Frankfurt International Airport is a great hub for travel between Europe and the rest of the world and Frankfurt‘s finest address is just ten minutes away.
Villa Kennedy is ideally located for a relaxed stopover with its extensive courtyard garden, the largest rooms in the city and the Villa Spa.
Our Concierge Team will be happy to arrange transportation for you.
Museum embankment and Städel
The Frankfurt museum embankment (Museumsufer) is one of the most important locations for museums in Germany and Europe. Through this unique cultural experience on both sides of the Main, the city enjoys an excellent reputation among art lovers. On the southern bank side alone, nine exhibition buildings are lined up one after the other.
The Städel museum nearby is one of Frankfurt’s top attractions. Admire art from the 14th century to the present day, including famous works by Rembrandt, Vermeer, Dürer and Beckmann.

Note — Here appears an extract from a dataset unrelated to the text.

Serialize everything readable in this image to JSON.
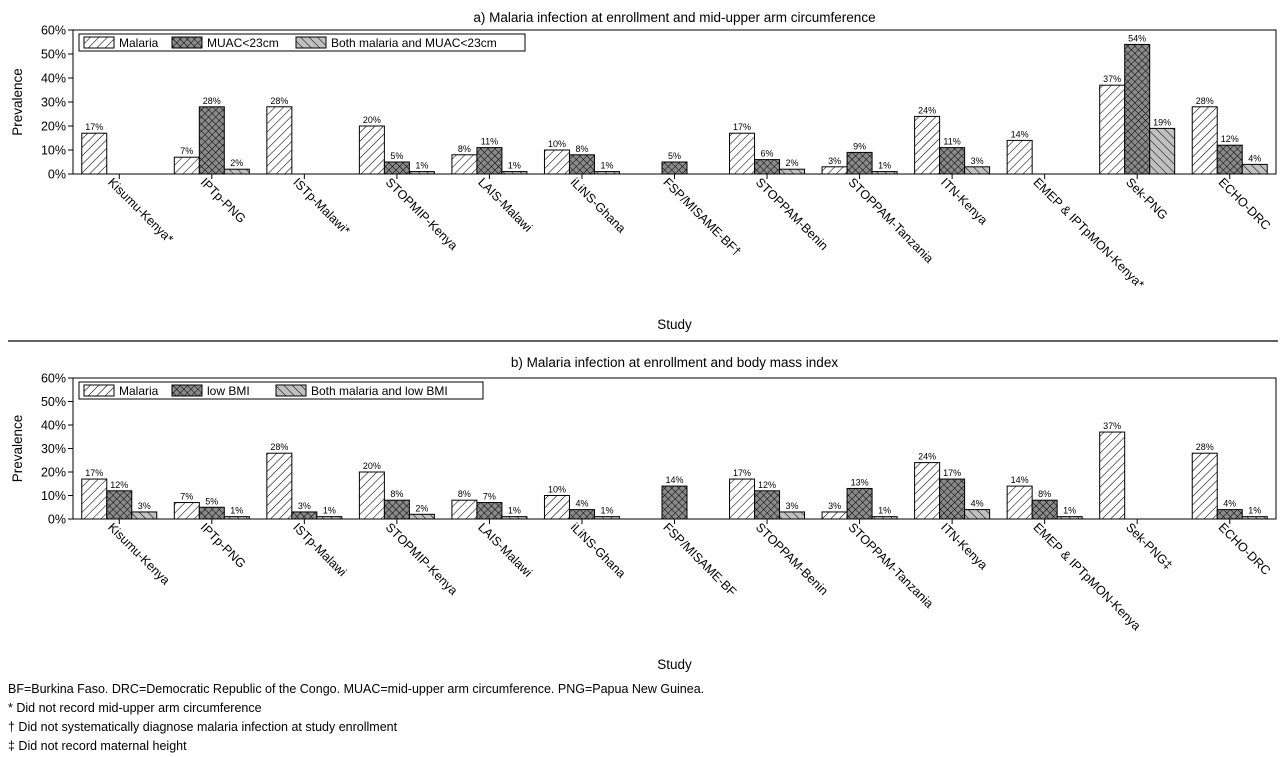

Book one of our special Cultural Weekend Packages and enjoy free museum entry.
The city’s glitziest shopping street lies between the Alte Oper and Rossmarkt. Find the best local German designers as well as famous labels including Prada, Hermes and Chanel.
Kleinmarkthalle - local city hall
Enjoy a glass of wine accompanied with oysters or tapas in this beautiful market hall filled with fruits, vegetables, chocolates, cheeses, breads, meats and fish from around the world (closed on Sundays).
Cathedral and St. Paul's Church
Strictly speaking, it is not a cathedral at all, since it was never a bishop’s church. Nonetheless, the Gothic St. Bartholomew’s Cathedral is one of the few to receive the designation “Imperial Cathedral” (Kaiserdom).
The Paulsplatz is dominated by the red sandstone St. Paul´s Church (Paulskirche). As the seat of the first German national assembly (1848/49), it is the symbol of German democracy. Commemorative plaques on its façade recall famous politicians and honorary citizens of the city; on its north side a monument reminds us of the victims of National Socialism.